Often the data is so huge that we have to use more than one machine (Hadoop Cluster)
This video explain how map-reduce can take much larger data, better than stochastic GD and fit to one machine.
Note that because it’s less explain in the videos, doesn’t mean it unequally important as stochastic GD.

This method is used by one of the most legendary engineer at Sillcon Valley, work at Google
Divide the training examples based one n machine. If m = 400, and n machine = 4. Each quarter assigned to a machine.
Store into a temp, and the final equation will be include the sum of all temp.
This way we will 4 times faster than batch with single machine.

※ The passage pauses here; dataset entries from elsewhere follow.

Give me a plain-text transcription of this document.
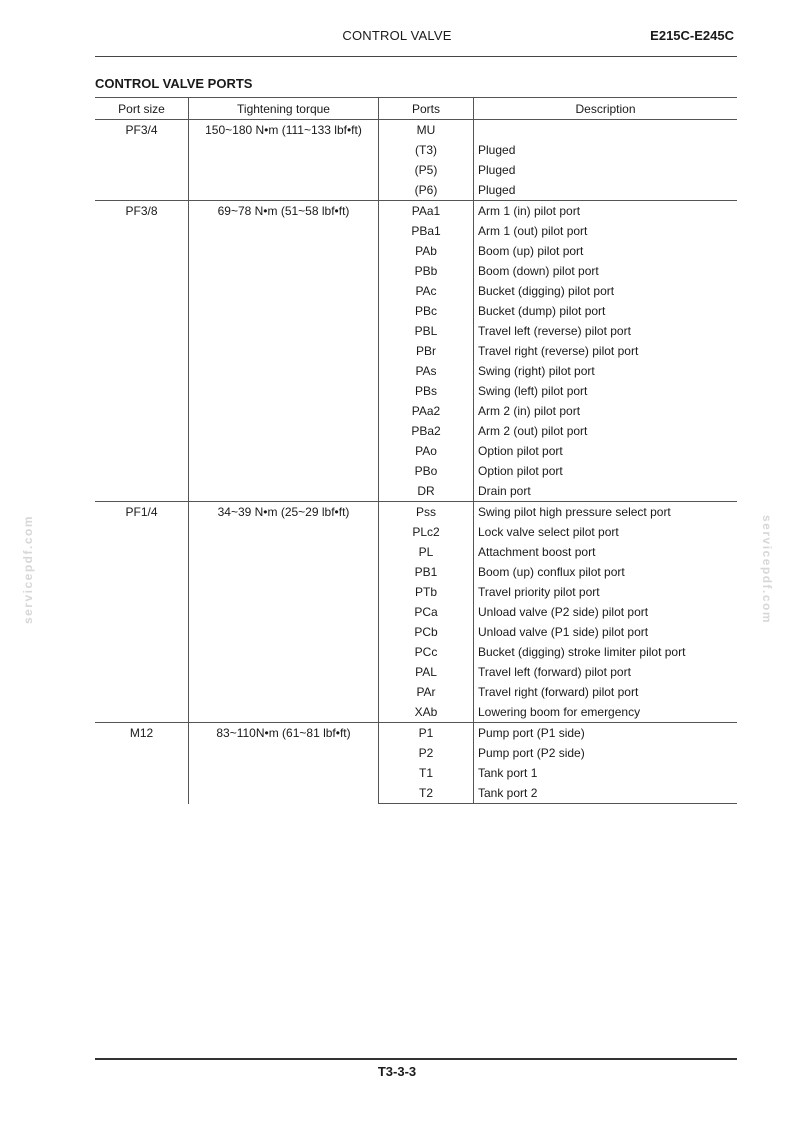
CONTROL VALVE	E215C-E245C
CONTROL VALVE PORTS
Port size	Tightening torque	Ports	Description

PF3/4	150~180 N•m (111~133 lbf•ft)	MU	
		(T3)	Pluged
		(P5)	Pluged
		(P6)	Pluged

PF3/8	69~78 N•m (51~58 lbf•ft)	PAa1	Arm 1 (in) pilot port
		PBa1	Arm 1 (out) pilot port
		PAb	Boom (up) pilot port
		PBb	Boom (down) pilot port
		PAc	Bucket (digging) pilot port
		PBc	Bucket (dump) pilot port
		PBL	Travel left (reverse) pilot port
		PBr	Travel right (reverse) pilot port
		PAs	Swing (right) pilot port
		PBs	Swing (left) pilot port
		PAa2	Arm 2 (in) pilot port
		PBa2	Arm 2 (out) pilot port
		PAo	Option pilot port
		PBo	Option pilot port
		DR	Drain port

PF1/4	34~39 N•m (25~29 lbf•ft)	Pss	Swing pilot high pressure select port
		PLc2	Lock valve select pilot port
		PL	Attachment boost port
		PB1	Boom (up) conflux pilot port
		PTb	Travel priority pilot port
		PCa	Unload valve (P2 side) pilot port
		PCb	Unload valve (P1 side) pilot port
		PCc	Bucket (digging) stroke limiter pilot port
		PAL	Travel left (forward) pilot port
		PAr	Travel right (forward) pilot port
		XAb	Lowering boom for emergency

M12	83~110N•m (61~81 lbf•ft)	P1	Pump port (P1 side)
		P2	Pump port (P2 side)
		T1	Tank port 1
		T2	Tank port 2
T3-3-3
servicepdf.com	servicepdf.com
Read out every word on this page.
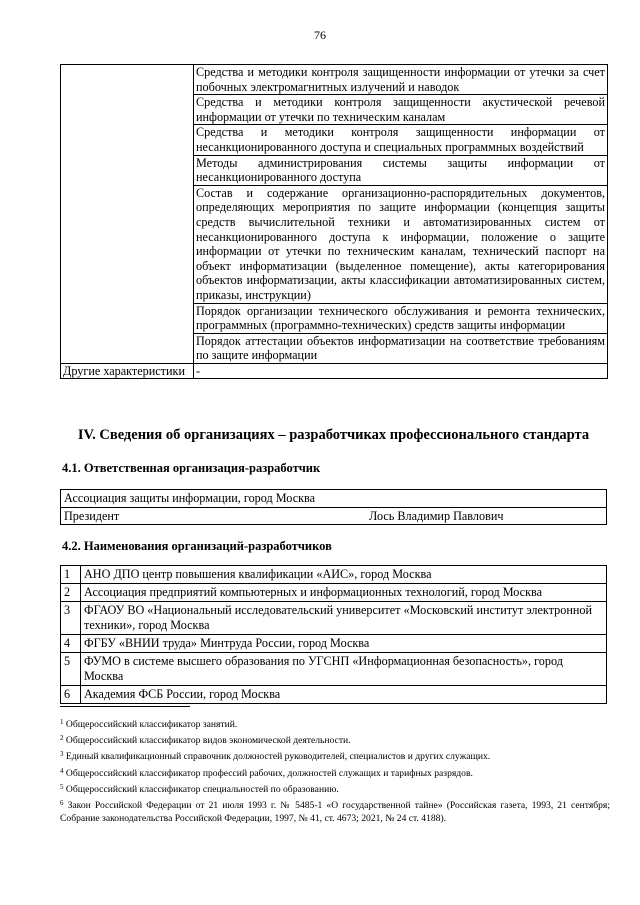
76
	Средства и методики контроля защищенности информации от утечки за счет побочных электромагнитных излучений и наводок
	Средства и методики контроля защищенности акустической речевой информации от утечки по техническим каналам
	Средства и методики контроля защищенности информации от несанкционированного доступа и специальных программных воздействий
	Методы администрирования системы защиты информации от несанкционированного доступа
	Состав и содержание организационно-распорядительных документов, определяющих мероприятия по защите информации (концепция защиты средств вычислительной техники и автоматизированных систем от несанкционированного доступа к информации, положение о защите информации от утечки по техническим каналам, технический паспорт на объект информатизации (выделенное помещение), акты категорирования объектов информатизации, акты классификации автоматизированных систем, приказы, инструкции)
	Порядок организации технического обслуживания и ремонта технических, программных (программно-технических) средств защиты информации
	Порядок аттестации объектов информатизации на соответствие требованиям по защите информации
Другие характеристики	-
IV. Сведения об организациях – разработчиках профессионального стандарта
4.1. Ответственная организация-разработчик
Ассоциация защиты информации, город Москва
Президент	Лось Владимир Павлович
4.2. Наименования организаций-разработчиков
1	АНО ДПО центр повышения квалификации «АИС», город Москва
2	Ассоциация предприятий компьютерных и информационных технологий, город Москва
3	ФГАОУ ВО «Национальный исследовательский университет «Московский институт электронной техники», город Москва
4	ФГБУ «ВНИИ труда» Минтруда России, город Москва
5	ФУМО в системе высшего образования по УГСНП «Информационная безопасность», город Москва
6	Академия ФСБ России, город Москва
$^1$ Общероссийский классификатор занятий.
$^2$ Общероссийский классификатор видов экономической деятельности.
$^3$ Единый квалификационный справочник должностей руководителей, специалистов и других служащих.
$^4$ Общероссийский классификатор профессий рабочих, должностей служащих и тарифных разрядов.
$^5$ Общероссийский классификатор специальностей по образованию.
$^6$ Закон Российской Федерации от 21 июля 1993 г. № 5485-1 «О государственной тайне» (Российская газета, 1993, 21 сентября; Собрание законодательства Российской Федерации, 1997, № 41, ст. 4673; 2021, № 24 ст. 4188).
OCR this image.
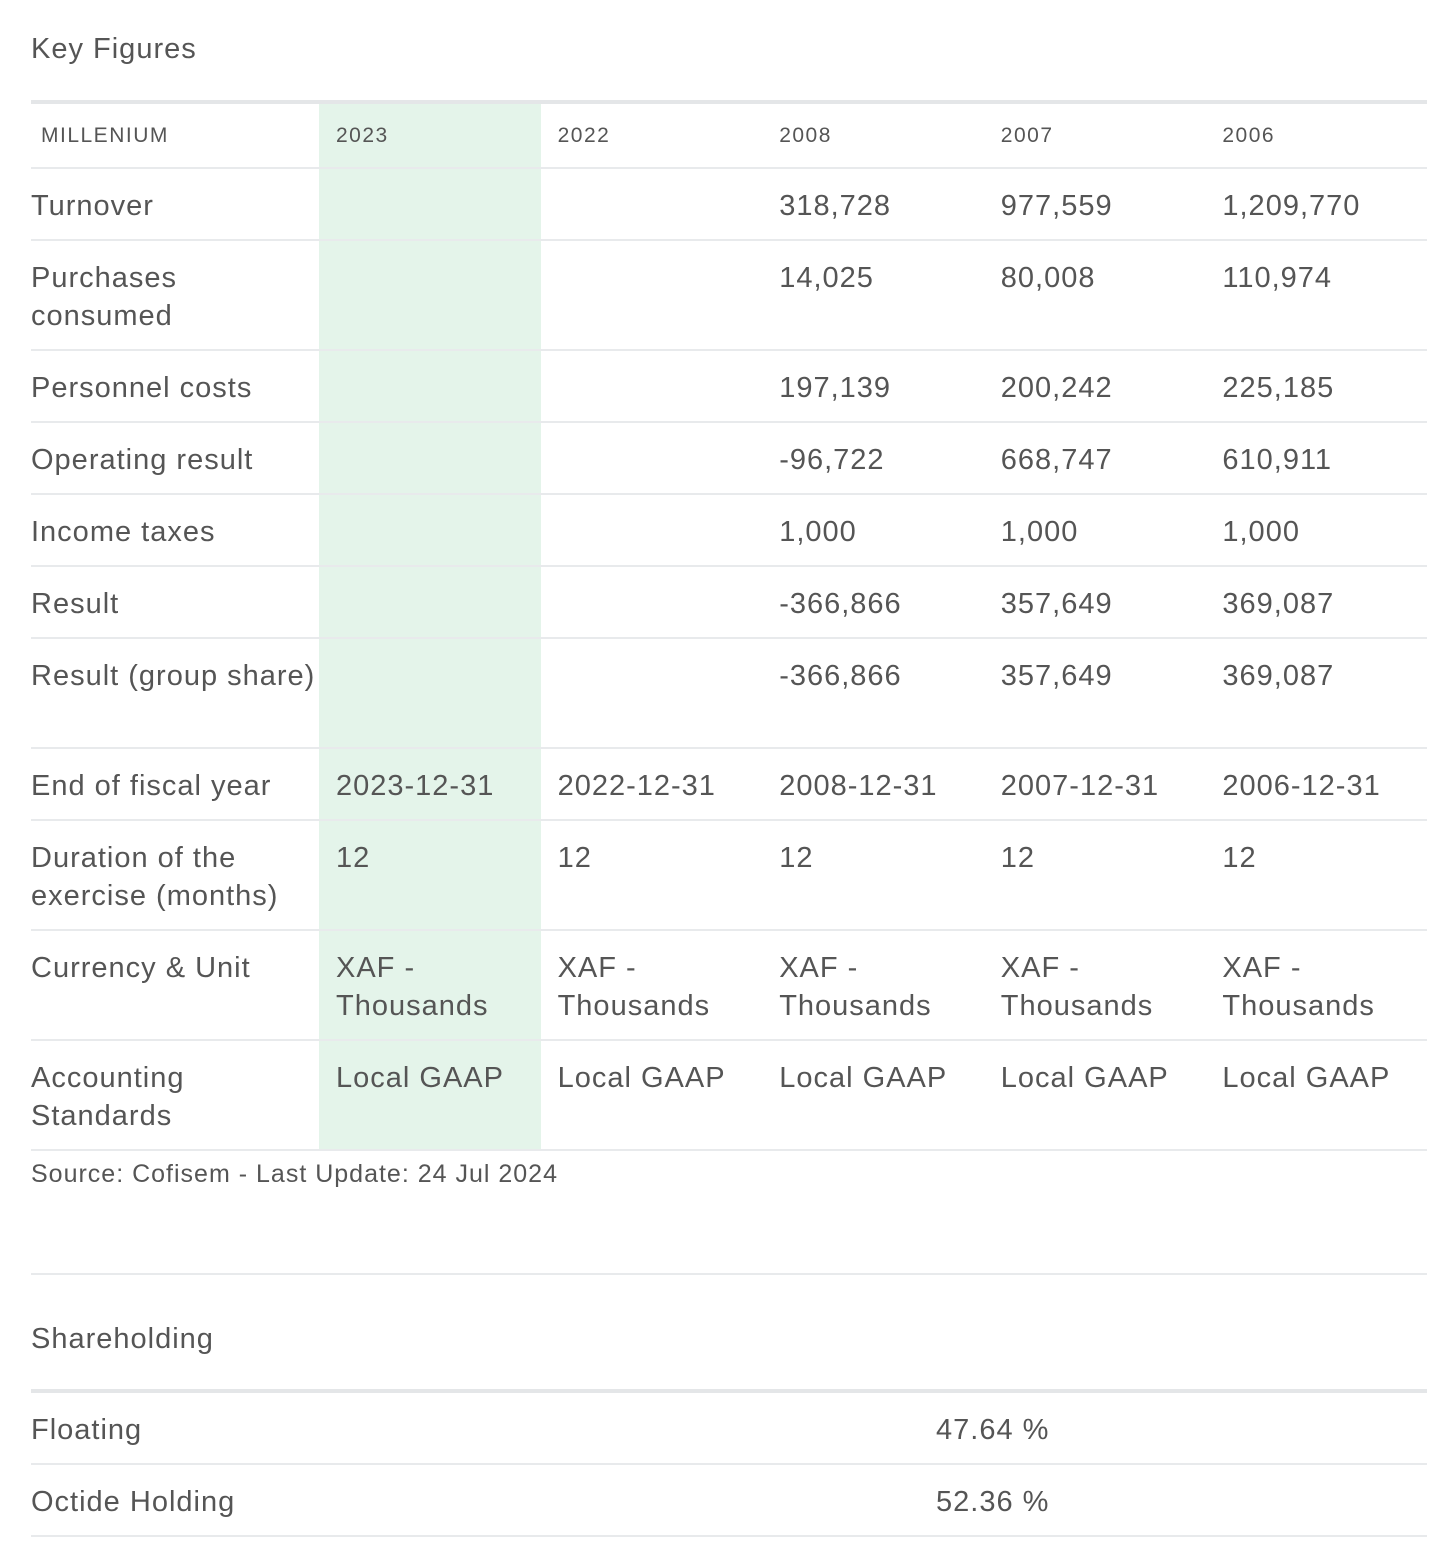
Key Figures
MILLENIUM	2023	2022	2008	2007	2006
Turnover			318,728	977,559	1,209,770
Purchases consumed			14,025	80,008	110,974
Personnel costs			197,139	200,242	225,185
Operating result			-96,722	668,747	610,911
Income taxes			1,000	1,000	1,000
Result			-366,866	357,649	369,087
Result (group share)			-366,866	357,649	369,087
End of fiscal year	2023-12-31	2022-12-31	2008-12-31	2007-12-31	2006-12-31
Duration of the exercise (months)	12	12	12	12	12
Currency & Unit	XAF - Thousands	XAF - Thousands	XAF - Thousands	XAF - Thousands	XAF - Thousands
Accounting Standards	Local GAAP	Local GAAP	Local GAAP	Local GAAP	Local GAAP

Source: Cofisem - Last Update: 24 Jul 2024

Shareholding
Floating	47.64 %
Octide Holding	52.36 %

Keep in mind whether or not we can sums our learning algorithm if we are using map -reduce
In Logistic regression, (advanced like BFS) we need to the summation directly, as in Map Reduce we wait for other temp. Keep in mind, but still possible

Of course nowadays we also have single machine with multiple cores. And the concept can be used earlier
Mind that many, not always open numerical computing library already implemented map-reduce and parallelism. We just need to concern about vectorize implementation.
But if the library doesn’t have we can use the algorithm above.
In one machine we doesn’t have to worry about network latency as we done all this in single machine compared to multiple machines.There

These are how we use map-reduce that can be used to handle much larger datasets.
Many open source map-reduce library, like Hadoop that can handle clusters can be used also.